Floored by tradition

Decor

Floored by tradition


The scope of architecture has today extended beyond the intrinsic need of providing shelter. Its expression is extensively being moulded by the building material industry, which is launching enticing dream surfaces and materials by the day. The decision to make the right pick is challenging and crucial as it determines the making or marring of a space.

Distinct handmade tiles

This is true of the options available for tiles too. While the lure and variety of machine made tiles is plentiful and popular, there’s a space in the tile industry for traditional handmade tiles. These tiles that have their origins from across the country are keeping alive century-old processes of handcrafting tiles, all with a distinct texture and character. Involving the efforts of many artisans and craftsmen, these handmade tiles bring in that human touch making each of them unique symbols of Indian heritage too.

Variations lend character

One needs to be aware of certain aspects of these traditional handmade tiles before choosing them. Variations in shade and finish are inherent in handmade tiles giving them their character. Slight surface imperfections and bumps can occur naturally during the firing process of tiles. These imperfections are not defects but are distinguishing features that add to their beauty and uniqueness and in no way affect the integrity of the tiles. The tiles are literally works of art and vary slightly in colour and shape.

As the handmade tiles are handcrafted and not generally mass produced, one needs to plan a lead time of four to six weeks for delivery and six to eight weeks for custom-made requests.

Most of these handmade tiles do not need polishing as they are usually glazed. A daily mop should keep the sheen intact. These tiles are known to age beautifully and the more one walks on them, the more sheen they gain.

Traditional handmade tiles in India come with their share of disadvantages though. Owing to rising cost of raw materials and dearth of traditional craftsmen, those who were in this business have given up. Another aspect of the tiles is that they give an uneven finish, as they are handmade. It may not result in a very even surface eventually when it is laid out. Only a skilled labourer with deft hands can lend a good finish.

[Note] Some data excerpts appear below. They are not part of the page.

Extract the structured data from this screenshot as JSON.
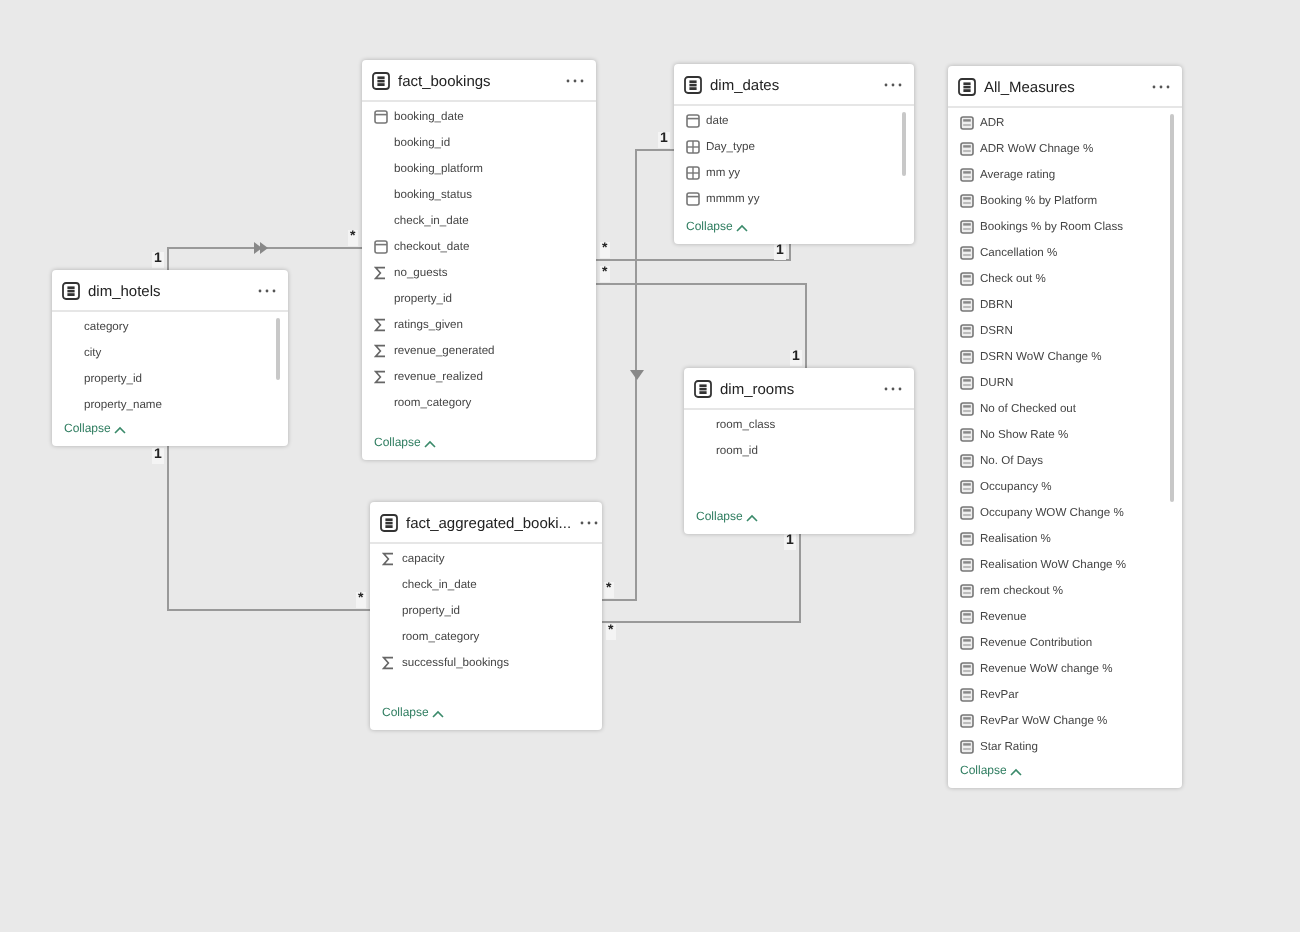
{
  "tables": [
    {
      "name": "fact_bookings",
      "scrollbar": false,
      "collapse": "Collapse",
      "fields": [
        {
          "name": "booking_date",
          "kind": "date"
        },
        {
          "name": "booking_id",
          "kind": "plain"
        },
        {
          "name": "booking_platform",
          "kind": "plain"
        },
        {
          "name": "booking_status",
          "kind": "plain"
        },
        {
          "name": "check_in_date",
          "kind": "plain"
        },
        {
          "name": "checkout_date",
          "kind": "date"
        },
        {
          "name": "no_guests",
          "kind": "sum"
        },
        {
          "name": "property_id",
          "kind": "plain"
        },
        {
          "name": "ratings_given",
          "kind": "sum"
        },
        {
          "name": "revenue_generated",
          "kind": "sum"
        },
        {
          "name": "revenue_realized",
          "kind": "sum"
        },
        {
          "name": "room_category",
          "kind": "plain"
        }
      ]
    },
    {
      "name": "dim_hotels",
      "scrollbar": true,
      "collapse": "Collapse",
      "fields": [
        {
          "name": "category",
          "kind": "plain"
        },
        {
          "name": "city",
          "kind": "plain"
        },
        {
          "name": "property_id",
          "kind": "plain"
        },
        {
          "name": "property_name",
          "kind": "plain"
        }
      ]
    },
    {
      "name": "dim_dates",
      "scrollbar": true,
      "collapse": "Collapse",
      "fields": [
        {
          "name": "date",
          "kind": "date"
        },
        {
          "name": "Day_type",
          "kind": "calc"
        },
        {
          "name": "mm yy",
          "kind": "calc"
        },
        {
          "name": "mmmm yy",
          "kind": "date"
        }
      ]
    },
    {
      "name": "dim_rooms",
      "scrollbar": false,
      "collapse": "Collapse",
      "fields": [
        {
          "name": "room_class",
          "kind": "plain"
        },
        {
          "name": "room_id",
          "kind": "plain"
        }
      ]
    },
    {
      "name": "fact_aggregated_booki...",
      "scrollbar": false,
      "collapse": "Collapse",
      "fields": [
        {
          "name": "capacity",
          "kind": "sum"
        },
        {
          "name": "check_in_date",
          "kind": "plain"
        },
        {
          "name": "property_id",
          "kind": "plain"
        },
        {
          "name": "room_category",
          "kind": "plain"
        },
        {
          "name": "successful_bookings",
          "kind": "sum"
        }
      ]
    },
    {
      "name": "All_Measures",
      "scrollbar": true,
      "collapse": "Collapse",
      "fields": [
        {
          "name": "ADR",
          "kind": "measure"
        },
        {
          "name": "ADR WoW Chnage %",
          "kind": "measure"
        },
        {
          "name": "Average rating",
          "kind": "measure"
        },
        {
          "name": "Booking % by Platform",
          "kind": "measure"
        },
        {
          "name": "Bookings % by Room Class",
          "kind": "measure"
        },
        {
          "name": "Cancellation %",
          "kind": "measure"
        },
        {
          "name": "Check out %",
          "kind": "measure"
        },
        {
          "name": "DBRN",
          "kind": "measure"
        },
        {
          "name": "DSRN",
          "kind": "measure"
        },
        {
          "name": "DSRN WoW Change %",
          "kind": "measure"
        },
        {
          "name": "DURN",
          "kind": "measure"
        },
        {
          "name": "No of Checked out",
          "kind": "measure"
        },
        {
          "name": "No Show Rate %",
          "kind": "measure"
        },
        {
          "name": "No. Of Days",
          "kind": "measure"
        },
        {
          "name": "Occupancy %",
          "kind": "measure"
        },
        {
          "name": "Occupany WOW Change %",
          "kind": "measure"
        },
        {
          "name": "Realisation %",
          "kind": "measure"
        },
        {
          "name": "Realisation WoW Change %",
          "kind": "measure"
        },
        {
          "name": "rem checkout %",
          "kind": "measure"
        },
        {
          "name": "Revenue",
          "kind": "measure"
        },
        {
          "name": "Revenue Contribution",
          "kind": "measure"
        },
        {
          "name": "Revenue WoW change %",
          "kind": "measure"
        },
        {
          "name": "RevPar",
          "kind": "measure"
        },
        {
          "name": "RevPar WoW Change %",
          "kind": "measure"
        },
        {
          "name": "Star Rating",
          "kind": "measure"
        }
      ]
    }
  ],
  "relationships": [
    {
      "kind": "rightward",
      "from_card": "1",
      "to_card": "*"
    },
    {
      "kind": "plain",
      "from_card": "1",
      "to_card": "*"
    },
    {
      "kind": "downward",
      "from_card": "1",
      "to_card": "*"
    },
    {
      "kind": "plain",
      "from_card": "1",
      "to_card": "*"
    },
    {
      "kind": "plain",
      "from_card": "*",
      "to_card": "1"
    },
    {
      "kind": "plain",
      "from_card": "1",
      "to_card": "*"
    }
  ]
}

If the aesthetics of the traditional handmade tiles suits the décor that you aspire for and if you are ready to scout for that extra bit for these rare yet beautiful ethnic tiles, you have made a difference in more than one way!

Athangudi tiles

Athangudi tiles are one such popular handmade decorative cement floor tiles, originating from a village called Athangudi in the Chettinad region of Tamil Nadu, the land of Chettiars. Traditionally adorning Chettinad houses, Athangudi tiles made of sand, cement and baby jelly, are prepared through a fascinating process with just bare hands, a clean glass and a mould. No special machines are used and certain designs do not even need the mould.

“The mould of a design is placed on a piece of glass. Colours, synthetic or natural, are poured into different compartments of the mould and spread evenly.

 A dry mix of sand and cement is then sprinkled on it, topped by a wet mixture of sand and cement. Once the tile is evenly laid, it is eased out of the mould and allowed to dry overnight. The next day, it is transferred to a water tank for curing.
After two days, it is laid to dry. It is then burnt and glazed,” explains Iyyappan of Shivam Shakthi, a supplier of Athangudi tiles.


These tiles are eco-friendly too as they do not reflect, radiate or conduct heat and have minimal wear and tear. It is believed that the local sand is the secret behind the tiles’ texture.

Being about three-fourth inches in thickness, these tiles are heavy and do not need machine polishing. A cleaning with husk is enough to give it a good finish.

The making of a single Athangudi tile takes about seven to ten days, necessitating a planning of a couple of months lead time for their procurement. A play of base colours, typically red and yellow, with conventional flora and line-drawing designs mark the conventional style of Athangudi tiles. Priced in the Rs 35 – Rs 60 per sq ft range, several vivid shades and custom patterns can also be obtained by mixing colours to this base.

Capt Poornapragna, who has opted for Athangudi tiles flooring in the family area of his residence says, “Vibrant colours and designs of the Athangudi tiles add to the aesthetics of the house.”